CVE-2023-34258: 
NixOS vulnerability analysis and mitigation

An issue was discovered in BMC Patrol before version 22.1.00 that allows remote querying of the agent's configuration. The vulnerability (CVE-2023-34258) was disclosed on May 31, 2023. The configuration contains the Patrol account password, which is encrypted with a default AES key, making it susceptible to decryption. This vulnerability affects all BMC Patrol installations prior to version 22.1.00 (NVD, Errno Advisory).

The vulnerability allows attackers to remotely query the configuration using the pconfig binary. The configuration contains an encrypted Patrol account password that uses a known default encryption key in versions before 22.1.00. The vulnerability has been assigned a CVSS v3.1 Base Score of 7.5 (HIGH) with the vector string CVSS:3.1/AV:N/AC:L/PR:N/UI:N/S:U/C:H/I:N/A:N, indicating network accessibility, low attack complexity, and high impact on confidentiality (NVD).

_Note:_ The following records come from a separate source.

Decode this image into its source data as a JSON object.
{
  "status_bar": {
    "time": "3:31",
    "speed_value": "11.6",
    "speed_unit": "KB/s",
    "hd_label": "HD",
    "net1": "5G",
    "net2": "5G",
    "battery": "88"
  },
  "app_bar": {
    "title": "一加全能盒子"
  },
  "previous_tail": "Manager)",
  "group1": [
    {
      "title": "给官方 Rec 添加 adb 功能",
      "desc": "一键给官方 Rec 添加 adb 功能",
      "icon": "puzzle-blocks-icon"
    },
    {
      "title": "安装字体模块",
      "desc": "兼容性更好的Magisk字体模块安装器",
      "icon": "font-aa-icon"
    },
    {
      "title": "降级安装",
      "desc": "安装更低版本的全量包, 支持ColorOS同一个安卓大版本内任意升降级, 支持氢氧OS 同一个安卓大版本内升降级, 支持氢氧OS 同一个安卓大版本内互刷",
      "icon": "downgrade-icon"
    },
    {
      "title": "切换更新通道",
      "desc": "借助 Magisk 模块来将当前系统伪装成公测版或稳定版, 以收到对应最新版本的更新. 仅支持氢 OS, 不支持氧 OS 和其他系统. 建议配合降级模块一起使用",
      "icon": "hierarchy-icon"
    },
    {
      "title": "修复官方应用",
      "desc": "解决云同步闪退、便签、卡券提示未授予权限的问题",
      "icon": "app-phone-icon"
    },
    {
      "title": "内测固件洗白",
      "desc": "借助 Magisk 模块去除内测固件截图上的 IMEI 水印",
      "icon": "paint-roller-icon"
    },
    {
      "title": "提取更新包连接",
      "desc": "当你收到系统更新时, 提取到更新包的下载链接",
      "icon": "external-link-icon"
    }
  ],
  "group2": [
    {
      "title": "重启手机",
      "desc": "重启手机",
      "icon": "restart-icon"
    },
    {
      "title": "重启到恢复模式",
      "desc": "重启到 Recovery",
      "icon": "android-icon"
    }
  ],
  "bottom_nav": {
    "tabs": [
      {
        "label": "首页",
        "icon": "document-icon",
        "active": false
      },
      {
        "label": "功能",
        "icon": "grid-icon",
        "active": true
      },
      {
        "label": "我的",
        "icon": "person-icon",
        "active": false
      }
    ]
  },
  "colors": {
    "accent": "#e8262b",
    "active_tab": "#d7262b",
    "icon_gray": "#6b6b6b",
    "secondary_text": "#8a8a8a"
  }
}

A successful exploitation of this vulnerability allows attackers to decrypt the Patrol account password, which can then be used to achieve remote code execution on the affected system. This compromises the confidentiality of the system and potentially enables further unauthorized access (Errno Advisory).

The vulnerability has been fixed in BMC Patrol version 22.1.00 and later by diversifying the encryption key. Organizations using affected versions should upgrade to version 22.1.00 or later to mitigate this vulnerability (Errno Advisory).